If you’ve already installed Chronodget, you should have gotten the update by now. Otherwise you can always get it in the App Store.

WeightGlance 4.0.0

| Tags: dev, ios, app, weight, health

Last week I released an update of my weight tracking app WeightGlance.

It’s now at version 4.0.0. The major version jump from 3.0.0 to 4.0.0 is due to the fact that it now requires at least iOS 17 which is somehow a breaking change from version 3.0.0 requiring only iOS 15 and later. As with each such update I modernized the code to be up to date with swift 5.9 and iOS 17.

But there are also two new things in version 4.0.0.

The biggest new change is that with iPadOS 17 the Health app and with that HealthKit comes to the iPad. And WeightGlance now also runs on iPads. It looks like it does on iPhones but on a bigger screen. But it also supports split view and slide over. Getting it on iPads wasn’t just adding that device type and checking all boxes on portrait and landscape modes, though. On the iPhone the app only supports portrait mode, but on an iPad all those possible size changes that occur as you rotate your iPad and use split view or slide over need to be handled, and even though the app uses auto layout, that alone does not suffice here. Also strange was that I had to remove HealthKit from the required device capabilities. Apparently that device capability is now used to constrain HealthKit using apps to only run on iPhones.

The second change adds a bit more information to the overlay that appears when you put and move your finger on the screen. Before it only showed a vertical line and the weight at that length. This is useful to find out what your weight was on a day or during a week in the past. But to find out for which week exactly a bar displayed the average weight was a bit complicated. You had to count the weeks yourself. Now the overlay also displays the start and end date of the week your finger is currently on.

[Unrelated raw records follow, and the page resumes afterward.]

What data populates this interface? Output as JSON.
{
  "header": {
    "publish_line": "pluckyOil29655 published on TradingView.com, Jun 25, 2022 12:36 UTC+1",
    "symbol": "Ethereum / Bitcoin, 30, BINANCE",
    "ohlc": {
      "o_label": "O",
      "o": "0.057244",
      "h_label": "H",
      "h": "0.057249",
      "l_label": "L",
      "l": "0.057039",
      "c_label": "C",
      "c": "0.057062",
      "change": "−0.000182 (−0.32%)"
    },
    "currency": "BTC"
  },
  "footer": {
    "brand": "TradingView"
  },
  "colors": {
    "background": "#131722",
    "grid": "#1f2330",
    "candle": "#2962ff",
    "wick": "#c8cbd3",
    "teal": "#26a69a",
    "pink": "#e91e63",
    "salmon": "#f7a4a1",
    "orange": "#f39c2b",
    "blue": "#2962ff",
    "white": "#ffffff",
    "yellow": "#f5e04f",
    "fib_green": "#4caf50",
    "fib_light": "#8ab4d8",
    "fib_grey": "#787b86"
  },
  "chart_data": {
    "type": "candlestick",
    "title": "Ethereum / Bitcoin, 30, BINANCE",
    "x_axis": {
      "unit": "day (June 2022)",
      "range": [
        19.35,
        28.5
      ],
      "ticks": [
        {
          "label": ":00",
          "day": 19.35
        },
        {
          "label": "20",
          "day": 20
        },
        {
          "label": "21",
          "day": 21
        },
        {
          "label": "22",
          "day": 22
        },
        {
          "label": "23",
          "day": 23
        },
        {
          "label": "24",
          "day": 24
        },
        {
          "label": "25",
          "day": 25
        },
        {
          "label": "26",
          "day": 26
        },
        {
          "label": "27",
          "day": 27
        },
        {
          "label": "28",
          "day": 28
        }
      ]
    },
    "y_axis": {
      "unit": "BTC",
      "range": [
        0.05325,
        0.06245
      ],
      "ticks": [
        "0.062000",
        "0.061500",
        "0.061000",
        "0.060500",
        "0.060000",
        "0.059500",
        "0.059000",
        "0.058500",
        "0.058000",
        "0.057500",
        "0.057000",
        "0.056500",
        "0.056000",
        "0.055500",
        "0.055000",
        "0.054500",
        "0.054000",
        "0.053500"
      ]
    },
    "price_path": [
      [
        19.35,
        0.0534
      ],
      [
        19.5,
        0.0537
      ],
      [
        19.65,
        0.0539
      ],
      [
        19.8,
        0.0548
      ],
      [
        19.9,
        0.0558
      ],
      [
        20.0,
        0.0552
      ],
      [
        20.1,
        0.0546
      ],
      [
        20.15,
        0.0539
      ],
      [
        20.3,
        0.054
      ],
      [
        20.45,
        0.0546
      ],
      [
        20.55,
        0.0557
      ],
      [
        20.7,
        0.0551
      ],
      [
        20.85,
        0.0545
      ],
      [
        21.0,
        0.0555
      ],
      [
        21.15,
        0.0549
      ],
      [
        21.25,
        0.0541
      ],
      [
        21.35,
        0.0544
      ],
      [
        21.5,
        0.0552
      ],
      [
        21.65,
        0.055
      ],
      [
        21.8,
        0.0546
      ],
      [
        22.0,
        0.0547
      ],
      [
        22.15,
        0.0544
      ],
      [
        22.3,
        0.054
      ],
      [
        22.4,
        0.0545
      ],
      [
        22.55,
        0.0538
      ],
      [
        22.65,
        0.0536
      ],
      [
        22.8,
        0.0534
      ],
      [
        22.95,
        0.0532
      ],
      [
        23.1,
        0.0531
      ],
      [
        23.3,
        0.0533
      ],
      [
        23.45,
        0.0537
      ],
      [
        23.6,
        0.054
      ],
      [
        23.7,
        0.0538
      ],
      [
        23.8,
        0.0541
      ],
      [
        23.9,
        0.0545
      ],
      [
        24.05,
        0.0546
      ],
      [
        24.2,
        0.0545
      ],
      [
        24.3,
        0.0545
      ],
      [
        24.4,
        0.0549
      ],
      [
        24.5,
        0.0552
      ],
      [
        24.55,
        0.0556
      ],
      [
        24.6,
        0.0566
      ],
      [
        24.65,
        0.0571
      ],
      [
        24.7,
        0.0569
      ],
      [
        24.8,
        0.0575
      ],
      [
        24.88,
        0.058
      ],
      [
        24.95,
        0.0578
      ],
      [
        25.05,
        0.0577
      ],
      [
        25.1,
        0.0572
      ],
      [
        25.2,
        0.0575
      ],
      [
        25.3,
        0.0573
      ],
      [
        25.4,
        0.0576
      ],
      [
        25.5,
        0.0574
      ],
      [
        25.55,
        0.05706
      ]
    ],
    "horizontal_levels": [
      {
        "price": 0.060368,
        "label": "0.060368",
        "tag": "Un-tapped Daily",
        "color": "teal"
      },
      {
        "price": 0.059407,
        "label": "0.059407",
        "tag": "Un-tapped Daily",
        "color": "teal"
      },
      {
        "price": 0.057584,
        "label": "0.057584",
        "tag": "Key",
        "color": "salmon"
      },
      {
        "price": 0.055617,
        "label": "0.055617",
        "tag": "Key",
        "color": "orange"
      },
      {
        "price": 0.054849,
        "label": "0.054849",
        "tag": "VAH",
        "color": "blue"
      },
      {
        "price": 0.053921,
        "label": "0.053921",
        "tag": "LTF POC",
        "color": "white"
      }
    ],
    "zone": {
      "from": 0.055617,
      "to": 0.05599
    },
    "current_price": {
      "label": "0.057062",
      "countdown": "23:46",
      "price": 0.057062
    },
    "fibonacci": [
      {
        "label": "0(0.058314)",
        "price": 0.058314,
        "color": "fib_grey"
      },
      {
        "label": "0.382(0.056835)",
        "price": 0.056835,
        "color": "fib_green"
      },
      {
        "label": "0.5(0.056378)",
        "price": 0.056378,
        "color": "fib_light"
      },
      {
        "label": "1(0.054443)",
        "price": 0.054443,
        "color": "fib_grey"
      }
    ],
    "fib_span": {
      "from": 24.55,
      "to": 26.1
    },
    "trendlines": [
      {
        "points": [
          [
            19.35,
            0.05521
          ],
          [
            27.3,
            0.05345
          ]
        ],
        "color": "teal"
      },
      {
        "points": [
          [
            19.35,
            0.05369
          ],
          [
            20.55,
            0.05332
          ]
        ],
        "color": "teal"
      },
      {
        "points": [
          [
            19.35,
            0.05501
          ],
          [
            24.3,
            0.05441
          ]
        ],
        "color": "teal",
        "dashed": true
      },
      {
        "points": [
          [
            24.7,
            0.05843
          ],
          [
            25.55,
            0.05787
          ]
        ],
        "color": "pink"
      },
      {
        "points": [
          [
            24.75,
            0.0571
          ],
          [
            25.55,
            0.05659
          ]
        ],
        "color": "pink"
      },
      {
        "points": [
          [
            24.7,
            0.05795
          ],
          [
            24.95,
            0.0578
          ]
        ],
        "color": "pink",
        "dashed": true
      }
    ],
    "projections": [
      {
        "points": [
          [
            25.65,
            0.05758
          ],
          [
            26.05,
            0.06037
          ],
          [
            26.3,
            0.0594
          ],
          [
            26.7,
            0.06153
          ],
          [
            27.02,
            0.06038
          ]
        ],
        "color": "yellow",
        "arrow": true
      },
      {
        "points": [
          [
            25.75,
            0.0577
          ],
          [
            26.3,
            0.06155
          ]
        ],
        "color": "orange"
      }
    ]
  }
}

As always you can get WeightGlance on the AppStore.

Epigraver 3.0.0

| Tags: dev, macos, screensaver

The last update to Epigraver in 2021 added support for running on Apple Silicon and there was no need to update it since then.

This year I updated early to the new macOS release macOS 14 Sonoma. At first Epigraver seemed to run just fine on Sonoma as it did on Ventura earlier, but after some time I noticed that the screen went blank showing only the background or that the animations looked odd and broken. Trying to investigate whether it was just broken on one kind of animation, I changed the settings to only use that one animation. But the settings change did not have any effect. It still ran all animation kinds that had been selected before. Now I knew that something was really amiss.

I found this post by a developer of another macOS screensaver who vented about Apple breaking the screensaver framework to be able to run their own screensavers as desktop backgrounds. That post also presents the fix I needed.

With version 3.0.0 Epigraver now also runs on macOS Sonoma. That release increases the minimum requirement to Sonoma, but you won’t miss much if you run 2.0.0 on earlier macOS releases. There is only one additional change which randomizes the animation timing function to add a bit of variation to the animations.